第2話 森を歩く
ハイド男爵は帰り際に村人を俺の家の周囲に集め、塀を崩して出来た土の山全体に木々の苗木を植えさせた。
勿論堀の周囲にも小山を築き、そこにも木々の苗木を大量に植えさせた。
「近々新しい村長が来るので、その指示に従え。俺の家には近づくな、この事に関し口外を禁止する。以後狩り以外で村を出る時には、新しい村長の許可を貰って出ること、無断で出るなら覚悟を持ってしろ。此の事が周辺地域や他の地域に漏れたら厳しい罰を覚悟しろ」
などと村人を散々脅してから、俺に待っているぞと言って帰って行った。
俺は植樹された木々の苗木の周辺や築きあげた土に魔法で大小大量の土の棘を生やし誰も俺の家の周囲には立ち入れない様にしてから、母親の墓地の隣に父ヨークの剣を埋めた。

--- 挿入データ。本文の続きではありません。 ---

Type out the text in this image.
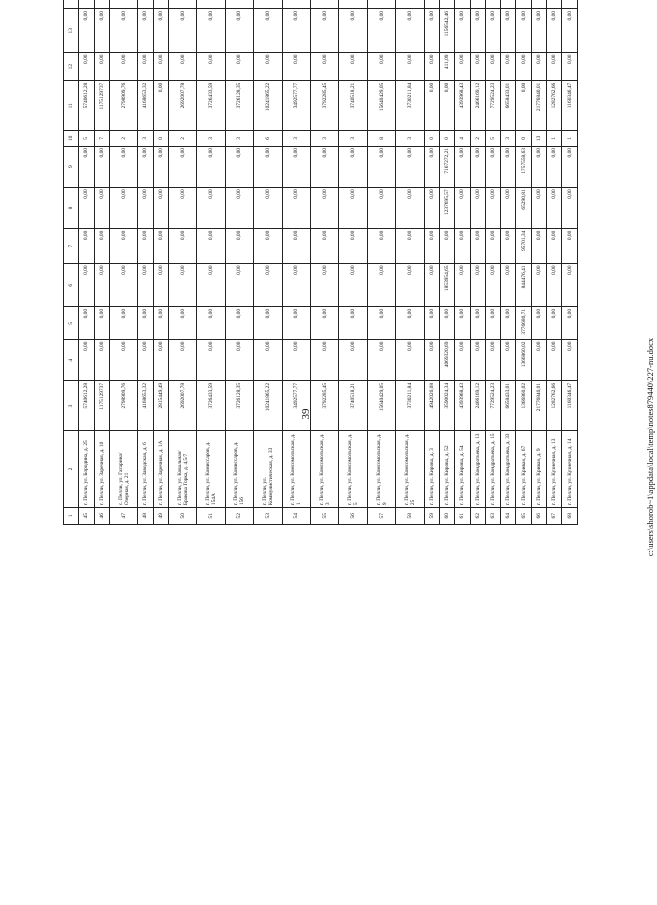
39	c:\users\shorob~1\appdata\local\temp\notes879440\227-nu.docx
1	2	3	4	5	6	7	8	9	10	11	12	13										
45	г. Пелли, ул. Бородина, д. 25	5740612,28	0,00	0,00	0,00	0,00	0,00	0,00	5	5740612,28	0,00	0,00										
46	г. Пелли, ул. Заречная, д. 10	1175129737	0,00	0,00	0,00	0,00	0,00	0,00	7	1175129737	0,00	0,00										
47	с. Пелли, ул. Гагарина/ Озерная, д. 21	2798909,76	0,00	0,00	0,00	0,00	0,00	0,00	2	2798909,76	0,00	0,00										
48	г. Пелли, ул. Заводская, д. 6	4168653,32	0,00	0,00	0,00	0,00	0,00	0,00	3	4168653,32	0,00	0,00										
49	г. Пелли, ул. Заречная, д. 1А	2815449,49	0,00	0,00	0,00	0,00	0,00	0,00	0	0,00	0,00	0,00										
50	г. Пелли, ул. Ковальная/ Бракова Горка, д. 4,5/7	2692007,78	0,00	0,00	0,00	0,00	0,00	0,00	2	2692007,78	0,00	0,00										
51	г. Пелли, ул. Комиссаров, д. 154А	3726433,59	0,00	0,00	0,00	0,00	0,00	0,00	3	3726433,59	0,00	0,00										
52	г. Пелли, ул. Комиссаров, д. 156	3726128,35	0,00	0,00	0,00	0,00	0,00	0,00	3	3726128,35	0,00	0,00										
53	г. Пелли, ул. Коммунистическая, д. 33	10241865,22	0,00	0,00	0,00	0,00	0,00	0,00	6	10241865,22	0,00	0,00										
54	г. Пелли, ул. Комсомольская, д. 1	3492577,77	0,00	0,00	0,00	0,00	0,00	0,00	3	3492577,77	0,00	0,00										
55	г. Пелли, ул. Комсомольская, д. 3	3792285,45	0,00	0,00	0,00	0,00	0,00	0,00	3	3792285,45	0,00	0,00										
56	г. Пелли, ул. Комсомольская, д. 5	3740518,21	0,00	0,00	0,00	0,00	0,00	0,00	3	3740518,21	0,00	0,00										
57	г. Пелли, ул. Комсомольская, д. 9	15640429,05	0,00	0,00	0,00	0,00	0,00	0,00	8	15640429,05	0,00	0,00										
58	г. Пелли, ул. Комсомольская, д. 25	3730211,84	0,00	0,00	0,00	0,00	0,00	0,00	3	3730211,84	0,00	0,00										
59	г. Пелли, ул. Кирова, д. 3	4942020,08	0,00	0,00	0,00	0,00	0,00	0,00	0	0,00	0,00	0,00										
60	г. Пелли, ул. Кирова, д. 52	3590024,34	4069320,69	0,00	1853954,65	0,00	1237695,57	7167272,21	0	0,00	411,09	1156542,46										
61	г. Пелли, ул. Кирова, д. 54	4393968,43	0,00	0,00	0,00	0,00	0,00	0,00	4	4393968,43	0,00	0,00										
62	г. Пелли, ул. Кондратьева, д. 13	2466169,12	0,00	0,00	0,00	0,00	0,00	0,00	2	2466169,12	0,00	0,00										
63	г. Пелли, ул. Кондратьева, д. 15	7729524,23	0,00	0,00	0,00	0,00	0,00	0,00	5	7729524,23	0,00	0,00										
64	г. Пелли, ул. Кондратьева, д. 33	6658433,01	0,00	0,00	0,00	0,00	0,00	0,00	3	6658433,01	0,00	0,00										
65	г. Пелли, ул. Кривая, д. 67	1366860,02	1366860,02	3776680,71	844476,41	95701,34	65290,81	1757558,63	0	0,00	0,00	0,00										
66	г. Пелли, ул. Кривая, д. 9	21776840,01	0,00	0,00	0,00	0,00	0,00	0,00	13	21776840,01	0,00	0,00										
67	г. Пелли, ул. Кузнечная, д. 13	1282762,66	0,00	0,00	0,00	0,00	0,00	0,00	1	1282762,66	0,00	0,00										
68	г. Пелли, ул. Кузнечная, д. 14	1160346,47	0,00	0,00	0,00	0,00	0,00	0,00	1	1160346,47	0,00	0,00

父が亡くなる一年程前10才の時に、生活魔法と土魔法が使える事が判った。
母親の曾祖母がエルフなので、エルフ族と人族の子供や孫達にエルフの魔法の才能を受け継ぐ者が時々現れるので、俺がそれだろうと教えてくれた。
生活魔法を覚えるのが早かったのでもしかしたらと思っていたそうだが、俺が畑の土で遊んでいるのを見ると、無意識に土魔法を使って穴を掘っていたらしい。
父ヨークは元冒険者なので多少魔法の素養があり、魔力の練り方と身に纏う身体強化を徹底的に教えられた。

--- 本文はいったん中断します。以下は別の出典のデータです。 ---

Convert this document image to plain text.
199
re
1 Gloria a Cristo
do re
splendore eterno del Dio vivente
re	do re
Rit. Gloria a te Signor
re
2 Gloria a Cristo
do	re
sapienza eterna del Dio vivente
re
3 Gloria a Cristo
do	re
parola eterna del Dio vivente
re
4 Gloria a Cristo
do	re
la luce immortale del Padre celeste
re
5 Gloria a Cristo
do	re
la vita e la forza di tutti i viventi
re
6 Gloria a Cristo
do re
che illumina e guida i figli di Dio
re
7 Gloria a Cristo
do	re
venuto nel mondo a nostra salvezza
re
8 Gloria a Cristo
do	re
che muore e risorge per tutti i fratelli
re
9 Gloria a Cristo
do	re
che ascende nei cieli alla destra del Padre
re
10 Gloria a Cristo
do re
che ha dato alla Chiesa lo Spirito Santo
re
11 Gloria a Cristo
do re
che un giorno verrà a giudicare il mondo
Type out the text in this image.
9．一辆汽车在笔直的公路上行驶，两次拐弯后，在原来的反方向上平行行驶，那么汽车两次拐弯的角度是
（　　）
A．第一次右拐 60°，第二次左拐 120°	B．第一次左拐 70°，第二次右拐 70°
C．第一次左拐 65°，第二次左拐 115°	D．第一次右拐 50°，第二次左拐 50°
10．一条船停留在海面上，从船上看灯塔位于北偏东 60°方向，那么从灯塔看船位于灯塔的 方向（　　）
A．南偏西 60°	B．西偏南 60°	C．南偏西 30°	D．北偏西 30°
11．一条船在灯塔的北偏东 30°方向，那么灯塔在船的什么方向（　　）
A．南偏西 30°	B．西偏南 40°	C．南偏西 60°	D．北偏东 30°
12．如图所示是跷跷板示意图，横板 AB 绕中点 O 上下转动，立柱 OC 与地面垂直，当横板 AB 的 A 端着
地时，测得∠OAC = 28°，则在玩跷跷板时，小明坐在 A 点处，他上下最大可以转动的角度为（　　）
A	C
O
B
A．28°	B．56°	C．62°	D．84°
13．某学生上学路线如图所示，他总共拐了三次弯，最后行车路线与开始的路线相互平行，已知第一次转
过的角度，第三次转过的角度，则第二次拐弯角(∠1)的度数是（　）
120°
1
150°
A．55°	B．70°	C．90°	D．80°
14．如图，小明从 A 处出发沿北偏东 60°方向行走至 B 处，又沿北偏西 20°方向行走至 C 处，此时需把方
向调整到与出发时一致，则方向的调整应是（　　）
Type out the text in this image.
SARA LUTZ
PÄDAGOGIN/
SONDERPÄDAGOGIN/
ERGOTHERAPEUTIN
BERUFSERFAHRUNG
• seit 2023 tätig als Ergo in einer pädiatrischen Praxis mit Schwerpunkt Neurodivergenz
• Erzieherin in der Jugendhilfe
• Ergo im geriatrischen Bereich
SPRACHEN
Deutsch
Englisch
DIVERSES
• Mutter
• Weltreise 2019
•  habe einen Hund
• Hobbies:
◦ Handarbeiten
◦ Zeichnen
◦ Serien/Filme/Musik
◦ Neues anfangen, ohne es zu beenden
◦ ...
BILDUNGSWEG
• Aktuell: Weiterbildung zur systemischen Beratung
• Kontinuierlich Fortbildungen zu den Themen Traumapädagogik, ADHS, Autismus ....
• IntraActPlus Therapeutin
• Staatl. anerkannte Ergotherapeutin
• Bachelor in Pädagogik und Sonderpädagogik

父のヨークが使えた魔法は防御結界と雷撃だが、防御結界はシルバーランク冒険者の打ち込み耐えられないし、雷撃魔法も人を失神させるには至らなかったそうだ。
基本は教えてくれたが、俺も才能が無いのか今のところ基本止まりである。
11才の時に父が狩りの途中魔物の不意打ちを喰らって死亡。
その後村長とマルセルに依って、家や畑を無理矢理交換させられた。
俺が村長の息子ゴードに大怪我を負わされたのはそれから間もない頃で、元々身体の弱かった母エイニーナはそれを苦にして病床に伏す様になった。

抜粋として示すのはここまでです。